How Retailers Can React to Fertilizer Supplies and Springtime Snags

With the potential shift away from anhydrous Jim Hedrick says retailers need to start communicating with farmers now. ( Margy Eckelkamp )

In 2019, spring fertilizer applications have had to deal with a hangover of leftover acres from post-harvest, logistical issues, and non-cooperative weather patterns. With each round of rain, more acres may be shifting from anhydrous application to other sources of nitrogen, because so far farmers aren’t shifting those acres away from corn.

Jim Hedrick, with Horizon Ag Consulting tracks the fertilizer market globally and works with farmers from Iowa to Ohio, points out ammonia prices this winter were $140 to $180 higher than last fall.

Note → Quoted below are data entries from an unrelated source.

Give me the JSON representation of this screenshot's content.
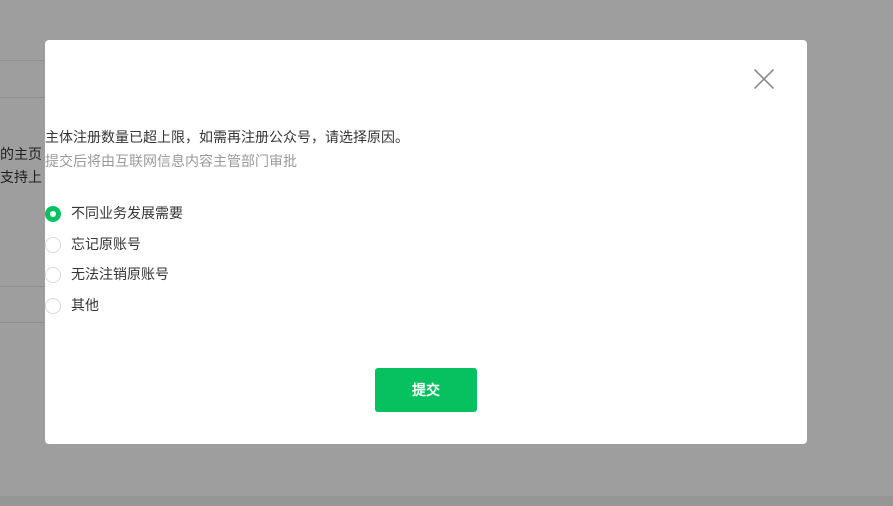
{
  "background": {
    "text_fragment_1": "的主页",
    "text_fragment_2": "支持上"
  },
  "dialog": {
    "close_icon": "close-icon",
    "description": "主体注册数量已超上限，如需再注册公众号，请选择原因。",
    "tip": "提交后将由互联网信息内容主管部门审批",
    "options": [
      {
        "label": "不同业务发展需要",
        "checked": true
      },
      {
        "label": "忘记原账号",
        "checked": false
      },
      {
        "label": "无法注销原账号",
        "checked": false
      },
      {
        "label": "其他",
        "checked": false
      }
    ],
    "submit_label": "提交"
  },
  "colors": {
    "accent": "#07c160",
    "text": "#353535",
    "muted": "#9a9a9a"
  }
}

That increase was abnormally higher than normal and has increased the interest in alternative forms.

With the potential shift away from anhydrous Hedrick says retailers need to start communicating with farmers now.

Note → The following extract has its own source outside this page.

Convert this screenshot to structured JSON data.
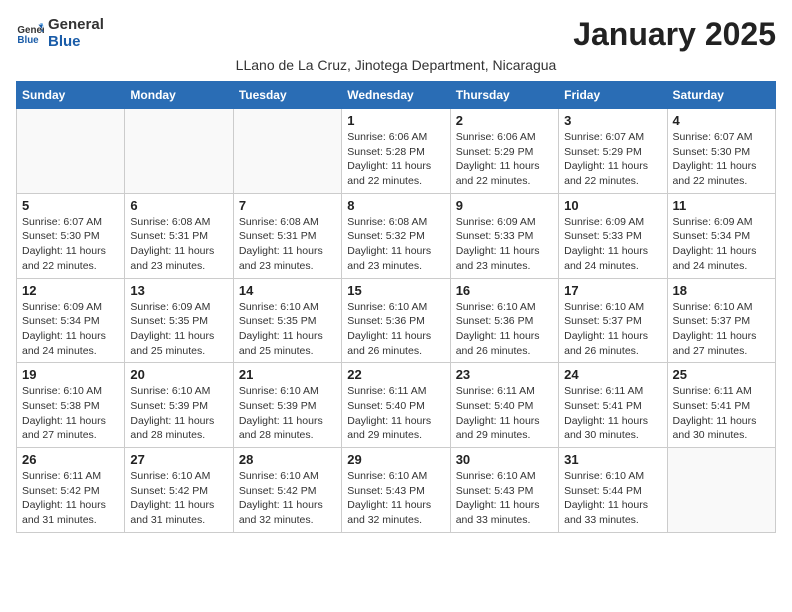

“Farmers need a retailer who can help them be flexible with their nutrient source—it’s critical,” he says. “Farmers may be thinking they’ll apply ammonia today, but one more rain and they’ll switch.”

As more farmers are split applying nitrogen, Hedrick says the change in practices have encouraged farmers and retailers to work closer together to be responsive to the conditions and growing season.

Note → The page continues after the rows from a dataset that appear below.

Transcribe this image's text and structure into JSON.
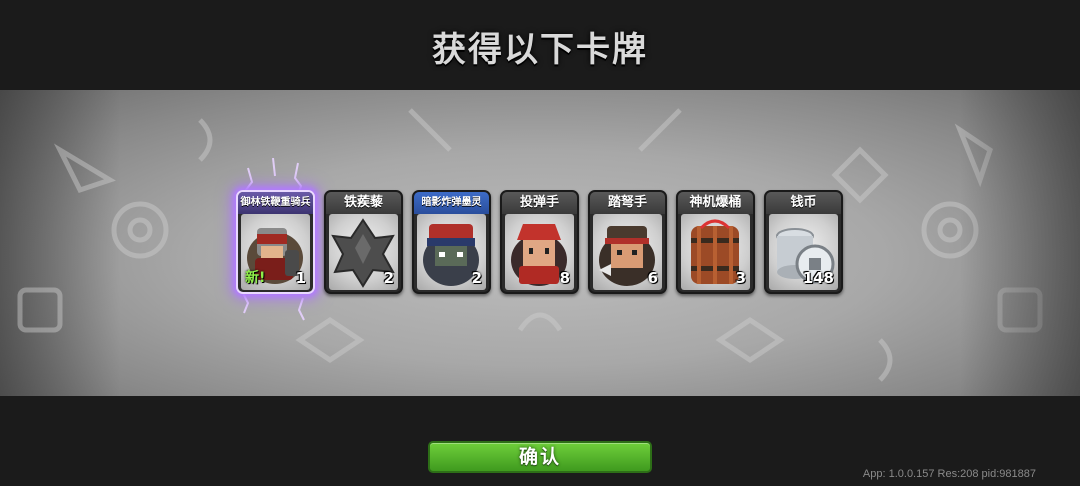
{
  "header": {
    "title": "获得以下卡牌"
  },
  "cards": [
    {
      "name": "御林铁鞭重骑兵",
      "count": "1",
      "badge": "新!",
      "icon": "cavalry-knight-icon"
    },
    {
      "name": "铁蒺藜",
      "count": "2",
      "icon": "caltrops-icon"
    },
    {
      "name": "暗影炸弹墨灵",
      "count": "2",
      "icon": "shadow-bomber-icon"
    },
    {
      "name": "投弹手",
      "count": "8",
      "icon": "grenadier-icon"
    },
    {
      "name": "踏弩手",
      "count": "6",
      "icon": "crossbowman-icon"
    },
    {
      "name": "神机爆桶",
      "count": "3",
      "icon": "explosive-barrel-icon"
    },
    {
      "name": "钱币",
      "count": "148",
      "icon": "coins-icon"
    }
  ],
  "footer": {
    "confirm_label": "确认",
    "version": "App: 1.0.0.157 Res:208 pid:981887"
  },
  "colors": {
    "confirm": "#52b52a",
    "new_glow": "#b27bff",
    "new_text": "#8fef4a"
  }
}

“It used to be that once corn was knee-high, our options ran out. But today we have the equipment and tools to feed our corn later in the season and have increased our options,” he says.

Hedrick believes the Midwest to be well-stocked with urea and UAN, but as retailers look ahead to replacing inventories for sidedress and then refilling in the summer, he says they should be mindful that globally there’s an oversupply of phosphates and nitrogen.

“For the past two months the fertilizer price trends have been bearish. Replacement costs of phosphates and nitrogen will be lower, but so far potash is an exception,” he says.